Anyway, this morning I was just sitting around in my living room flicking through TV when a man knocked at my door. So, I opened the door and this is how the conversation went:
Man: Hi there, I’m just promoting this magazine it’s about nature, world geography, global issues and things would you be interested?
Me (thinking it’s some sales ploy): No thanks
[ My mum (from upstairs in Bengali): Who is it?
Me (in replying in Bengali): Oh, just a sales person.]
Man: It’s free and very interesting
Me: Oh, okay sure I’ll have one.
Man (flicking through showing me some pictures of the rainforest): Can you read English?
Me (brain thinking what did he just ask, mindlessly but politely answers): Yeah
Man (Hands me the book): Good girl, here you go, have a good day.
Me: Thanks, you too.
So, as I closed the door still completely baffled by the question “Can you read English?”, “Can you read English?”, “Can you read English?”, “Can…. you… read… English?”. It really kind of hit me when he said that because I’ve been born and bought up in England, England is my home, and English is the language I use most. Even though I’m bilingual and speak, read, and understand Bengali my writing in Bengali is very basic. Moreover, the fact I study English Literature and English Language at uni shows that English is my “thing”, the study of English is what I’m dedicated too, and to be asked “Can you read English?” seemed pretty insulting and an ignorant question to ask. The “good girl” that follows it is perhaps is even more patronizing what made him think I couldn’t read English. I probably should have replied back to him with something sarcastic like “why, don’t you offer a reading service? or “Why is this book exclusive to English readers?, or something but I didn’t I wasn’t quick witted enough.

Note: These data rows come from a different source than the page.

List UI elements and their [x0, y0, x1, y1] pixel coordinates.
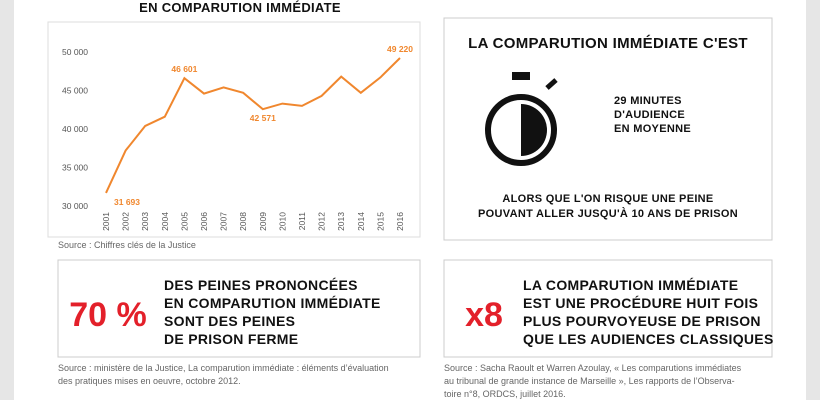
source: au tribunal de grande instance de Marsei… — [444, 376, 735, 386]
panel — [443, 17, 773, 241]
x-tick-label: 2010 — [277, 212, 287, 231]
x-tick-label: 2011 — [297, 212, 307, 231]
x-tick-label: 2002 — [121, 212, 131, 231]
stat-line: 29 MINUTES — [614, 95, 682, 107]
y-tick-label: 35 000 — [62, 163, 88, 173]
text-line: QUE LES AUDIENCES CLASSIQUES — [523, 331, 774, 347]
text-line: EN COMPARUTION IMMÉDIATE — [164, 295, 381, 311]
text-line: LA COMPARUTION IMMÉDIATE — [523, 277, 738, 293]
x-tick-label: 2016 — [395, 212, 405, 231]
side-band — [0, 0, 14, 400]
stat-line: D'AUDIENCE — [614, 109, 685, 121]
x-tick-label: 2013 — [336, 212, 346, 231]
source: des pratiques mises en oeuvre, octobre 2… — [58, 376, 241, 386]
text-line: PLUS POURVOYEUSE DE PRISON — [523, 313, 761, 329]
source: Source : Chiffres clés de la Justice — [58, 240, 196, 250]
x-tick-label: 2015 — [375, 212, 385, 231]
x-tick-label: 2007 — [219, 212, 229, 231]
figure: 70 % — [69, 296, 147, 334]
stat-line: EN MOYENNE — [614, 123, 691, 135]
y-tick-label: 45 000 — [62, 86, 88, 96]
y-tick-label: 40 000 — [62, 124, 88, 134]
x-tick-label: 2009 — [258, 212, 268, 231]
panel — [443, 259, 773, 358]
x-tick-label: 2001 — [101, 212, 111, 231]
x-tick-label: 2006 — [199, 212, 209, 231]
text-line: EST UNE PROCÉDURE HUIT FOIS — [523, 295, 758, 311]
side-band — [806, 0, 820, 400]
x-tick-label: 2005 — [179, 212, 189, 231]
chart-frame — [47, 21, 421, 238]
panel-title: LA COMPARUTION IMMÉDIATE C'EST — [468, 35, 748, 52]
x-tick-label: 2012 — [317, 212, 327, 231]
x-tick-label: 2008 — [238, 212, 248, 231]
source: toire n°8, ORDCS, juillet 2016. — [444, 389, 566, 399]
note-line: ALORS QUE L'ON RISQUE UNE PEINE — [502, 193, 713, 205]
data-label: 49 220 — [387, 44, 413, 54]
x-tick-label: 2014 — [356, 212, 366, 231]
text-line: DE PRISON FERME — [164, 331, 298, 347]
data-line — [105, 57, 401, 194]
data-label: 46 601 — [171, 64, 197, 74]
data-label: 31 693 — [114, 197, 140, 207]
panel — [57, 259, 421, 358]
note-line: POUVANT ALLER JUSQU'À 10 ANS DE PRISON — [478, 207, 738, 220]
y-tick-label: 50 000 — [62, 47, 88, 57]
source: Source : Sacha Raoult et Warren Azoulay,… — [444, 363, 742, 373]
chart-title: EN COMPARUTION IMMÉDIATE — [139, 0, 341, 15]
data-label: 42 571 — [250, 113, 276, 123]
text-line: SONT DES PEINES — [164, 313, 295, 329]
x-tick-label: 2004 — [160, 212, 170, 231]
y-tick-label: 30 000 — [62, 201, 88, 211]
text-line: DES PEINES PRONONCÉES — [164, 277, 358, 293]
x-tick-label: 2003 — [140, 212, 150, 231]
source: Source : ministère de la Justice, La com… — [58, 363, 389, 373]
stopwatch-icon — [485, 72, 558, 166]
figure: x8 — [465, 296, 503, 334]
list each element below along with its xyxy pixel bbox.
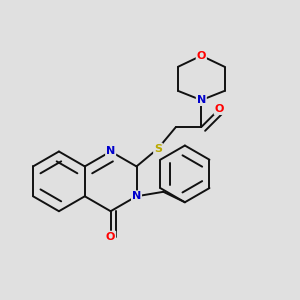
Text: O: O: [214, 104, 224, 114]
Text: O: O: [196, 51, 206, 61]
Text: N: N: [197, 95, 206, 105]
Text: N: N: [106, 146, 115, 157]
Text: O: O: [106, 232, 115, 242]
Text: N: N: [132, 191, 141, 201]
Text: S: S: [154, 143, 162, 154]
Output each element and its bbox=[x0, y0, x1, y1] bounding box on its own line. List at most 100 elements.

I don’t understand why he needed to even ask that. I wondered if he assumed that I was new to living in England or perhaps that my Asian attire made him assume that I’m a girl from a “backdated” culture that suggests I wouldn’t know how to read English. Was it because I switched from English to Bengali to English with no hesitation why did he ask “Can you read English?”. I don’t even know it just bugged me inside and it still kind of is. Does he think the tribes of people in the rainforest would be able to read English? Does he think all the tree’s cut down every year are made in to paper only for the English language and it’s readers? I don’t know but I find it ironic that this person is promoting educational literature about the rainforest, nature and stuff and in some way that question made him seem like he was from a superior culture because he assumed I couldn’t read English.

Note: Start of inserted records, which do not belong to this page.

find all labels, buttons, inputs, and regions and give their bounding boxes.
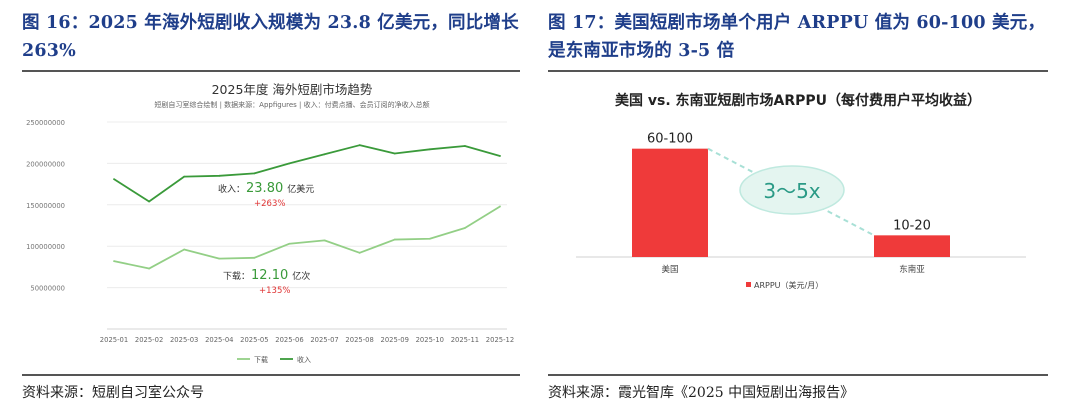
arppu-chart-box: 美国 vs. 东南亚短剧市场ARPPU（每付费用户平均收益） 60-100 美国 10… — [548, 76, 1048, 374]
x-tick-label: 2025-11 — [451, 336, 479, 344]
downloads-point — [113, 260, 115, 263]
chart-subtitle: 短剧自习室综合绘制 | 数据来源：Appfigures | 收入：付费点播、会员… — [154, 100, 429, 109]
trend-chart-box: 2025年度 海外短剧市场趋势短剧自习室综合绘制 | 数据来源：Appfigur… — [22, 76, 520, 374]
annotation-unit: 亿次 — [292, 270, 310, 282]
legend-swatch — [746, 282, 751, 287]
downloads-point — [428, 237, 431, 240]
y-tick-label: 200000000 — [26, 160, 65, 168]
downloads-point — [323, 239, 326, 242]
legend-label: ARPPU（美元/月） — [754, 280, 823, 290]
y-tick-label: 50000000 — [30, 285, 65, 293]
downloads-point — [464, 227, 466, 229]
revenue-point — [288, 162, 291, 165]
downloads-point — [393, 238, 396, 241]
x-category-label: 东南亚 — [899, 264, 925, 275]
x-tick-label: 2025-12 — [486, 336, 514, 344]
left-figure-panel: 图 16：2025 年海外短剧收入规模为 23.8 亿美元，同比增长 263% … — [22, 0, 520, 401]
revenue-point — [253, 172, 256, 175]
arppu-bar-chart: 美国 vs. 东南亚短剧市场ARPPU（每付费用户平均收益） 60-100 美国 10… — [576, 92, 1026, 290]
bar-value-label: 60-100 — [647, 132, 693, 147]
downloads-series-line — [113, 205, 501, 270]
downloads-point — [218, 257, 221, 260]
x-tick-label: 2025-03 — [170, 336, 198, 344]
legend-revenue-label: 收入 — [297, 355, 311, 364]
revenue-point — [393, 152, 396, 155]
downloads-point — [358, 251, 361, 254]
x-tick-label: 2025-09 — [381, 336, 409, 344]
downloads-point — [499, 205, 501, 208]
y-tick-label: 250000000 — [26, 119, 65, 127]
revenue-point — [499, 155, 501, 157]
x-tick-label: 2025-08 — [345, 336, 373, 344]
revenue-point — [113, 178, 115, 181]
revenue-point — [464, 145, 466, 147]
downloads-point — [288, 242, 291, 245]
top-rule — [22, 70, 520, 72]
downloads-annotation: 下载：12.10 亿次 — [223, 268, 310, 283]
x-tick-label: 2025-07 — [310, 336, 338, 344]
x-tick-label: 2025-04 — [205, 336, 233, 344]
annotation-unit: 亿美元 — [287, 183, 314, 195]
figure-17-title: 图 17：美国短剧市场单个用户 ARPPU 值为 60-100 美元，是东南亚市… — [548, 13, 1046, 61]
x-category-label: 美国 — [661, 264, 678, 275]
annotation-value: 23.80 — [246, 181, 283, 196]
ratio-bubble — [739, 165, 845, 215]
bar-value-label: 10-20 — [893, 218, 931, 233]
top-rule — [548, 70, 1048, 72]
revenue-point — [183, 175, 186, 178]
bar-us — [632, 148, 708, 257]
x-tick-label: 2025-06 — [275, 336, 303, 344]
annotation-prefix: 收入： — [218, 183, 245, 195]
chart-title: 美国 vs. 东南亚短剧市场ARPPU（每付费用户平均收益） — [615, 92, 981, 109]
annotation-growth: +263% — [254, 199, 285, 209]
revenue-series-line — [113, 144, 501, 203]
annotation-growth: +135% — [259, 286, 290, 296]
x-tick-label: 2025-01 — [100, 336, 128, 344]
annotation-value: 12.10 — [251, 268, 288, 283]
revenue-point — [218, 174, 221, 177]
legend-downloads-label: 下载 — [254, 355, 268, 364]
ratio-label: 3～5x — [763, 179, 820, 203]
chart-title: 2025年度 海外短剧市场趋势 — [212, 82, 373, 97]
x-tick-label: 2025-05 — [240, 336, 268, 344]
downloads-point — [183, 248, 186, 251]
annotation-prefix: 下载： — [223, 270, 250, 282]
revenue-point — [428, 148, 431, 151]
downloads-point — [148, 267, 150, 270]
bottom-rule — [548, 374, 1048, 376]
downloads-point — [253, 256, 256, 259]
bar-sea — [874, 235, 950, 257]
x-tick-label: 2025-02 — [135, 336, 163, 344]
bottom-rule — [22, 374, 520, 376]
figure-16-title: 图 16：2025 年海外短剧收入规模为 23.8 亿美元，同比增长 263% — [22, 13, 519, 61]
y-tick-label: 100000000 — [26, 243, 65, 251]
right-figure-panel: 图 17：美国短剧市场单个用户 ARPPU 值为 60-100 美元，是东南亚市… — [548, 0, 1048, 401]
revenue-point — [148, 200, 150, 203]
y-tick-label: 150000000 — [26, 202, 65, 210]
figure-17-source: 资料来源：霞光智库《2025 中国短剧出海报告》 — [548, 385, 855, 401]
revenue-annotation: 收入：23.80 亿美元 — [218, 181, 314, 196]
revenue-point — [358, 144, 361, 147]
x-tick-label: 2025-10 — [416, 336, 444, 344]
figure-16-source: 资料来源：短剧自习室公众号 — [22, 385, 204, 401]
revenue-point — [323, 153, 326, 156]
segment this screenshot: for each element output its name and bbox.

My street is pretty mixed with all sorts of people from all over the world so, I just feel like either this guy was ignorant or just offensive. If you didn’t think I could read English then you should’ve left when I said “No, thanks” but anyway, I just found it a weird and irritating experience like someone was questioning such a big part of my identity. I just find that uncomfortable someone was trying to make my identity different to theirs, inferior even.
Or perhaps I’m reading too much into it? What do you think?